Par ailleurs le gouvernement a décrété un jour de deuil national pour les policiers tués au cours des opérations ce dimanche 7 juin.

L’action policière continue

D’après radio La Voz et répercuté par le site de la CNR (coordination des radios), les policiers auraient emmené des blessés soignés dans deux hôpitaux sans qu’il soit possible de savoir où.

Journée de mobilisation le 11 juin

Après une première manifestation vendredi soir dans les rues de Lima, de Arequipa, et d’autres villes, les différents secteurs sociaux, associatifs, politiques se mobilisent. 
Comme l’avait déjà annoncé l’ AIDESEP et son porte-parole Alberto Pizango (en fuite et recherché par la police), un ensemble d’organisations sociales et politiques dont la CGTP ont annoncé que le 11 juin serait une journée de mobilisation générale dans le pays pour exiger l’abrogation des décrets pris par le gouvernement.

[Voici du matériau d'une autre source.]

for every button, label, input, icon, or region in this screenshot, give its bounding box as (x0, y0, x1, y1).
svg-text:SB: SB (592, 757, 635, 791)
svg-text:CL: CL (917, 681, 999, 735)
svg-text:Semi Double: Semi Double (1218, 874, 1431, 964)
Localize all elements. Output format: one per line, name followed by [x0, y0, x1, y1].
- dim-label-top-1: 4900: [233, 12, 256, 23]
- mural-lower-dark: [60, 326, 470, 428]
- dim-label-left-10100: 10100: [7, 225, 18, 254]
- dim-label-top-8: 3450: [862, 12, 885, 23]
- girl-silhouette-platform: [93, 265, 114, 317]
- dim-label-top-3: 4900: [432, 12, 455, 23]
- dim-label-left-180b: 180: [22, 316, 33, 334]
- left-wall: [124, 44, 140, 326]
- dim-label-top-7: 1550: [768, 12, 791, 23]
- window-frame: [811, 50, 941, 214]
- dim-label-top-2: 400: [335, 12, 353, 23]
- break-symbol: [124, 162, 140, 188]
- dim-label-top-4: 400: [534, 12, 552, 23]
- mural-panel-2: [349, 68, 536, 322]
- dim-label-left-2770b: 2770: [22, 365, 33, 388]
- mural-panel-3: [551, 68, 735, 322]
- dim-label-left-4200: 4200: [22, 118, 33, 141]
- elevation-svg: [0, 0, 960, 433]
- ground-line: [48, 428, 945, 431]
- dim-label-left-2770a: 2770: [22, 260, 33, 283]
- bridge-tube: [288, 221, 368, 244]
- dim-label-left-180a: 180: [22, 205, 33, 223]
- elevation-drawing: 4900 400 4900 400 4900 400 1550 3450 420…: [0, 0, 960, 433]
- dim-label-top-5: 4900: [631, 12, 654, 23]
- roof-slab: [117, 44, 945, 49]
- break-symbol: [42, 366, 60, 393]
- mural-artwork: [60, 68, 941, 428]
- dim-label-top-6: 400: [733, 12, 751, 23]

De leur côté, des associations de la société civiles se mobilisent également et demande au gouvernement de cesser ses actions dans la zone en conflit. Elles rappellent que le gouvernement est responsable car ce sont les députés apristes (parti gouvernemental) qui ont repoussé une nouvelle fois l’examen de la demande d’abrogation du décret contesté et dont la constitutionalité a été reconnue par Commission constitutionnelle du congrès.

Enfin, les appels au Pérou et en dehors se multiplient contre l’action du gouvernement péruvien

Source : http://nantes.indymedia.org/article...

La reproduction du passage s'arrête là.